The first map shows what happens if the Morganza Spillway opens at 50-percent capacity. It shows a torrent of water in parishes further west of the city. In that case, metro New Orleans remains dry.
The second map shows a similar situation, this time of the Old River Control Structure is opened instead of the Morganza.
The final map, though, paints a worst case scenario for the city. If no other water diversions are opened, metro New Orleans could get flooded as deep as 25 feet in some spots.
Officials sought to quell concerns reiterating the maps are only scenarios.
"As an engineer, we're expected to look at all possible contingencies," said Lt. Col. Mark Jernigan of the Army Corps of Engineers. "Not operating that floodway [Morganza] is one of those contingencies, but we're not planning to deviate from how we manage and operate the system."
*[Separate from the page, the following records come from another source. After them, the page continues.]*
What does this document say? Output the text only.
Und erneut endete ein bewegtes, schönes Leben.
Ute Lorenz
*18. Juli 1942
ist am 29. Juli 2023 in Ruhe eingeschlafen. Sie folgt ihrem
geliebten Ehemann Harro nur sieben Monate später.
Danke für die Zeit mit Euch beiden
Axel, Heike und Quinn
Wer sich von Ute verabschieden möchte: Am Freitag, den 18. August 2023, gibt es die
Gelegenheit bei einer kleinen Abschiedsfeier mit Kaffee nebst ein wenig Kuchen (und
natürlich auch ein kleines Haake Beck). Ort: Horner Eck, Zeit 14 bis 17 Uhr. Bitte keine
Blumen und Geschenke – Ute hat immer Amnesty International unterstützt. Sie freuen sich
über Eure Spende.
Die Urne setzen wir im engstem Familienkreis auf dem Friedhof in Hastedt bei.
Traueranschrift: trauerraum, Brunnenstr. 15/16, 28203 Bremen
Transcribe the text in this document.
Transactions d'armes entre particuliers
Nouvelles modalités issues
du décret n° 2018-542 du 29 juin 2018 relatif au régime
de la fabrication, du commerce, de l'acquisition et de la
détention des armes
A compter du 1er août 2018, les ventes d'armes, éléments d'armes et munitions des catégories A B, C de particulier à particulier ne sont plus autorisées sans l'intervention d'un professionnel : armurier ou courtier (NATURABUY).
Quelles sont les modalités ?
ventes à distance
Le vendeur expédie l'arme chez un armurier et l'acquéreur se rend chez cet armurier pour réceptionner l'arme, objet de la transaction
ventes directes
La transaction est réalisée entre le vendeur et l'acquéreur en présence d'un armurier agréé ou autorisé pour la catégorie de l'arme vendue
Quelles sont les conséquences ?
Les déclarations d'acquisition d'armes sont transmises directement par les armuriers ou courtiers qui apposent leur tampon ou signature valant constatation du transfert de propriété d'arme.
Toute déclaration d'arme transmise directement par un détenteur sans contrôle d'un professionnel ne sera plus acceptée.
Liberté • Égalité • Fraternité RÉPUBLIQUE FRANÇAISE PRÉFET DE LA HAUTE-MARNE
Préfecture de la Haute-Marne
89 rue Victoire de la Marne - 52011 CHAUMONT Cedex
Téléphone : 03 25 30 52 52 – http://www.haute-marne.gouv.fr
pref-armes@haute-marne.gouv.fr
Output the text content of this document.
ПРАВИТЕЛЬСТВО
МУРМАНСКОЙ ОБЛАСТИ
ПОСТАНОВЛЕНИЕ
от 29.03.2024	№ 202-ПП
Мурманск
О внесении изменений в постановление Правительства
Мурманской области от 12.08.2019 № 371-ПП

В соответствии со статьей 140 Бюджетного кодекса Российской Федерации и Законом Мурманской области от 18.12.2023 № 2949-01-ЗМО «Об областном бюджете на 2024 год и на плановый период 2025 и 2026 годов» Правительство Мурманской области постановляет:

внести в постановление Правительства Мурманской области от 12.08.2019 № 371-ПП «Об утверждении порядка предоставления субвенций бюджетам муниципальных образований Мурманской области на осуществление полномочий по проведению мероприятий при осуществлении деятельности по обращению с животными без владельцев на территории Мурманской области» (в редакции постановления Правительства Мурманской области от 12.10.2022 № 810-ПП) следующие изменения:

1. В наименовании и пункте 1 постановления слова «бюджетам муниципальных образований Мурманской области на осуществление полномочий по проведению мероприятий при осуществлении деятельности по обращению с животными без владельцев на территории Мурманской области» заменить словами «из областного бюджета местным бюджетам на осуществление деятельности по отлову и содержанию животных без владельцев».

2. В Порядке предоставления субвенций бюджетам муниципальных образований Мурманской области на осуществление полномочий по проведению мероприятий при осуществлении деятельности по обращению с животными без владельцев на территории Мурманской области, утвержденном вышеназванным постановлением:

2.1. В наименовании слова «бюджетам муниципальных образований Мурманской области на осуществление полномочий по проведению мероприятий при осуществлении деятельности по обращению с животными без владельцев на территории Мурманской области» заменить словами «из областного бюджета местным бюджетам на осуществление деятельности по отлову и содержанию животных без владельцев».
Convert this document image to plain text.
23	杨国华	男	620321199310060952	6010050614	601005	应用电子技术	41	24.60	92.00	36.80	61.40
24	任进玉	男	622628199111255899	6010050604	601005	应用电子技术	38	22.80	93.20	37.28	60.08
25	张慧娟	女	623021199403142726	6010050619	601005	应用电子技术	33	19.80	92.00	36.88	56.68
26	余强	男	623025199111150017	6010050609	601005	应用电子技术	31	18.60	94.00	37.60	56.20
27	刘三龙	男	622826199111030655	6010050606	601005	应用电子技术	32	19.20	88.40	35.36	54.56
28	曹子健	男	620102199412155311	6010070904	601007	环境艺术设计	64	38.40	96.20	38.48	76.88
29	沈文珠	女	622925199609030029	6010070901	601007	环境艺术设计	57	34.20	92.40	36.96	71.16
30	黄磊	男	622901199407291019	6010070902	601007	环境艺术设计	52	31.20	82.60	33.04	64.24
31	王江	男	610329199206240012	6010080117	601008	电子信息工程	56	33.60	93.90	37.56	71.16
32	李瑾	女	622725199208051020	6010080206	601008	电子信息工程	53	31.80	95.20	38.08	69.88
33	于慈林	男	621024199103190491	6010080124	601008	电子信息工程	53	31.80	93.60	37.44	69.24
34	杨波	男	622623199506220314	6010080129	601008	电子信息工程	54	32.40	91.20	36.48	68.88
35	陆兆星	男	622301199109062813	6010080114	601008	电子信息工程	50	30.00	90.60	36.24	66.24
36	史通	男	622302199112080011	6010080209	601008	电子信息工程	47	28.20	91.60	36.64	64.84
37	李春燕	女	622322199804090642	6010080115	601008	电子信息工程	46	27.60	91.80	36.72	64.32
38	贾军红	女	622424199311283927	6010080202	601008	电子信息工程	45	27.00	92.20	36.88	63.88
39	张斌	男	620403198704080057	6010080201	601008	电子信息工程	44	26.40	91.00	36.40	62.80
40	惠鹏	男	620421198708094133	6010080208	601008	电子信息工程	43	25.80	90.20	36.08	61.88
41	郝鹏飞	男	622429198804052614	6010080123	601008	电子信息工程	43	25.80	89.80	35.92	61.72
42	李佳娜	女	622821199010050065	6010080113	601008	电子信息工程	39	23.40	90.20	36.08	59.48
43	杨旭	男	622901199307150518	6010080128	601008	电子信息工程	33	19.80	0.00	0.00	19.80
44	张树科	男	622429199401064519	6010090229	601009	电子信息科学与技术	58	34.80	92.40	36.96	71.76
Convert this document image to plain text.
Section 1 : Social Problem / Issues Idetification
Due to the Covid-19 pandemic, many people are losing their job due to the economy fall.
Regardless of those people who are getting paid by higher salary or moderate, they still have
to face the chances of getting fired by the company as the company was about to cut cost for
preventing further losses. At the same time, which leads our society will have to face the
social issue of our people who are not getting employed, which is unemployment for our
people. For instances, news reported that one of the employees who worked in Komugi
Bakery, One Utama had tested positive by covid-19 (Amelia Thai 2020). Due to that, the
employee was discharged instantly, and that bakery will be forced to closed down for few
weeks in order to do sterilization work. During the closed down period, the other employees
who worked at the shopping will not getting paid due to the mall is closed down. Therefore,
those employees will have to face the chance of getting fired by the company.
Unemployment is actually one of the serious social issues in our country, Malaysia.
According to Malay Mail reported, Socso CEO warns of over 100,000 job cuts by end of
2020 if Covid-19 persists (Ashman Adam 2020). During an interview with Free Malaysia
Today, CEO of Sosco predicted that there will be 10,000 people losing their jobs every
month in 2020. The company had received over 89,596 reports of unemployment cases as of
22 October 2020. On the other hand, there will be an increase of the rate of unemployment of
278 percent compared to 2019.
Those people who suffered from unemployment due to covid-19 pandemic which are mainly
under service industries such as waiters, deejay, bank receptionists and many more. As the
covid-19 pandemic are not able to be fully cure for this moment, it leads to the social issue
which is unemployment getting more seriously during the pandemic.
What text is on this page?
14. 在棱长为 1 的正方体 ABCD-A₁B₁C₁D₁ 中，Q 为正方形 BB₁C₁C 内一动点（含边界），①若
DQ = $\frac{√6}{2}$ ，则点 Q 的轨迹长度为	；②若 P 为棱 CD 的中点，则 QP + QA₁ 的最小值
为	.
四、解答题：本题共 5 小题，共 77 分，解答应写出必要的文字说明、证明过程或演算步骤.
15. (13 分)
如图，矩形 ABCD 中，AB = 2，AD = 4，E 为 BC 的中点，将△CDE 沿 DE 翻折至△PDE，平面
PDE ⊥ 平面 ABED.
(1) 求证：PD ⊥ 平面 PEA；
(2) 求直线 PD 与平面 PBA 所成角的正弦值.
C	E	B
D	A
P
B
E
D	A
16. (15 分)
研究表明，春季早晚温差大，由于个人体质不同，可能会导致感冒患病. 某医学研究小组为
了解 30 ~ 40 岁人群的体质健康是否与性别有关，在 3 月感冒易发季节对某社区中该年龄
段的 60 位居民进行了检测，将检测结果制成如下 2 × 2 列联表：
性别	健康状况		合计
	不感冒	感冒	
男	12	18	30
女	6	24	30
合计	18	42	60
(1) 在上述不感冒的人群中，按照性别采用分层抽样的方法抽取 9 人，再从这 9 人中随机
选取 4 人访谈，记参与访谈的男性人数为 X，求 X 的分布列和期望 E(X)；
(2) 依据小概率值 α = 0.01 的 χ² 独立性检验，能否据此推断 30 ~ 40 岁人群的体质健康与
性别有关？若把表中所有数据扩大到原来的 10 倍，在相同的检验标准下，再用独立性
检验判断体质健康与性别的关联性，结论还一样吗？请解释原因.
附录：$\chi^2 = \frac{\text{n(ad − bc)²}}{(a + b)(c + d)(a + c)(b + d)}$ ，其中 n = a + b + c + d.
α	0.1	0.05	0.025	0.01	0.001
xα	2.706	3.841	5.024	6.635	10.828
Other contingencies officials are keeping an eye on include river traffic on a swelling Mississippi River. The Coast Guard said shipping restrictions will begin to kick in once the river reaches 17.5 feet at the Carrollton gage.
"My concerns are not only for the height of the river, but the velocity of the river," said Capt. Ed Stanton of the U.S. Coast Guard.
The river, being an unpredictable body of water, is one that officials are now hoping will stick to a projected pattern.
"We don't know what Mother Nature is going to do tonight or tomorrow," Landrieu said. "We have seen what she has done and we've seen the way this thing is progressing, so I think some of us make assumptions on it continuing in that pattern, but we shall see."
With that in mind, Landrieu said city officials will run through a planning exercise on Friday, for the worst case scenario flooding map for the metro area.